Ahn uses the issue of sensuality openly; coyness is not part of her choreographic palette. Her dancers are all attractive and they embody and display this quality knowingly and with a flirtatious sense of humour. As the spirited cast of four male and four female dancers in lurid neon unisex dresses appear and reappear from the wings, the colours themselves smile with Schulz’s complementary light washes, and the way the dresses are worn, slipped off, left off and thrown around in playful abandon is a joy to watch. The dancers share their physical exertion equally with indefatigable vigour, energy and virtuosity.
Ahn balances this youthful exuberance with a more reflective aspect, not so much of age but of experience. While her dancers speed up linear time with their effusive antics, Ahn’s presence on stage stretches it out vertically; in her solos there is the gravity of a quiet, shamanistic presence. She expresses a thinking body with gestures that are as rich as poetry and eloquent in any language. There is also something in her solos of an attempt that never quite happens, a testing of her powers with the youthful energy around her through a motif of hand to chest that can either overwhelm the other or be repulsed by the greater force — a force that has no gender differentiation. When Ahn performs one of her solos half naked, she is not flirting in the same way as the other dancers but sharing her secrets; in her universe, nakedness is the opposite of hiding. She gathers up the sloughed-off skins of discarded black dresses, making a nest of them underneath her own skirt like a matriarchal force casting a spell of renewal. As she leaves with her skins, the dancers erupt on to the stage to Jang’s riff on ‘fuck’ with hedonistic abandon, ramping up their individual antics within a choreographic framework that recaps some of the opening phrases.
Let Me Change Your Name is a deep pool of imagination that overflows in non-verbal representation.
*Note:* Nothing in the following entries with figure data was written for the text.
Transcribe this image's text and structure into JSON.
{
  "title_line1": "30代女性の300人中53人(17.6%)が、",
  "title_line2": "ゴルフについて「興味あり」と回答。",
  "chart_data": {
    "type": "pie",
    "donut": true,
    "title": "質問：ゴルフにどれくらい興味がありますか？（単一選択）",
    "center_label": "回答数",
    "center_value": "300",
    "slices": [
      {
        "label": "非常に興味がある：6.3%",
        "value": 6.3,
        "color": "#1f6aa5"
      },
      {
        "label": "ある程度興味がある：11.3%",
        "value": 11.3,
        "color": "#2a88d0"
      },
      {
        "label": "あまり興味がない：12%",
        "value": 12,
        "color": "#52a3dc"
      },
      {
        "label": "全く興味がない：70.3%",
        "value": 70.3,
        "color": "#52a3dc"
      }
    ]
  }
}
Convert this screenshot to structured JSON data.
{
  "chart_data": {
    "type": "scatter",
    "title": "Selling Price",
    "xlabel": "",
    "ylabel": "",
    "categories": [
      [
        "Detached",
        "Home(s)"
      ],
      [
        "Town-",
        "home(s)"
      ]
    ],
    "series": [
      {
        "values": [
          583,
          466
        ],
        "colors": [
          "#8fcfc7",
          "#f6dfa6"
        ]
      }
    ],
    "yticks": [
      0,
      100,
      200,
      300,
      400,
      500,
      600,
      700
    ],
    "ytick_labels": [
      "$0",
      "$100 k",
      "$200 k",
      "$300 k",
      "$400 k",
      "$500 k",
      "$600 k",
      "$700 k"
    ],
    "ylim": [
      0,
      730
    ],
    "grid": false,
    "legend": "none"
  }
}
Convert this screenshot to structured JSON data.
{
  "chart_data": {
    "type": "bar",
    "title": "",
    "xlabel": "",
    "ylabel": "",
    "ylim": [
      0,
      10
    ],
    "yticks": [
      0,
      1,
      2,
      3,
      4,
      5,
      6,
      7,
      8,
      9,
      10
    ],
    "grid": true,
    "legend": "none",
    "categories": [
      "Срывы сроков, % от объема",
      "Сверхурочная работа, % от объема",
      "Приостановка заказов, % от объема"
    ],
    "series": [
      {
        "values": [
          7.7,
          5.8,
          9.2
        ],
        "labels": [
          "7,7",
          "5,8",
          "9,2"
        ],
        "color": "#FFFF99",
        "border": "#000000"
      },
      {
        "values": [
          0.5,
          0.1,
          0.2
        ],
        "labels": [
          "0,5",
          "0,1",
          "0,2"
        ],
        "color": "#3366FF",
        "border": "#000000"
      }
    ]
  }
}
Ahn was a friend of Pina Bausch and they had a mutual admiration for each other’s work. Even if their respective creations are dissimilar, they shared an understanding of how to nurture their dancers. Bausch developed their qualities in the service of a theatrical stream of consciousness that she then edited and moulded to her particular conception of dance theatre. Ahn cultivates the personality of her dancers to amplify and fill out the relatively simple steps and actions of her choreography until they are indistinguishable; every gesture and step is brimming with ebullient spirit. In the post-show talk, Ahn displays the same irrepressible energy and unassuming freshness she brings to her work. The notion of vibrant colour, she says, came from an impulsive desire to change the darker tones of her personal wardrobe for brighter ones. Let Me Change Your Name could just as easily be an invitation to change our wardrobe, to lighten up, and to infect others with the euphoria of our transformation.
Let Me Change Your Name is also part of Korea/UK 2017-18, a year of cultural collaborations between South Korea and the UK.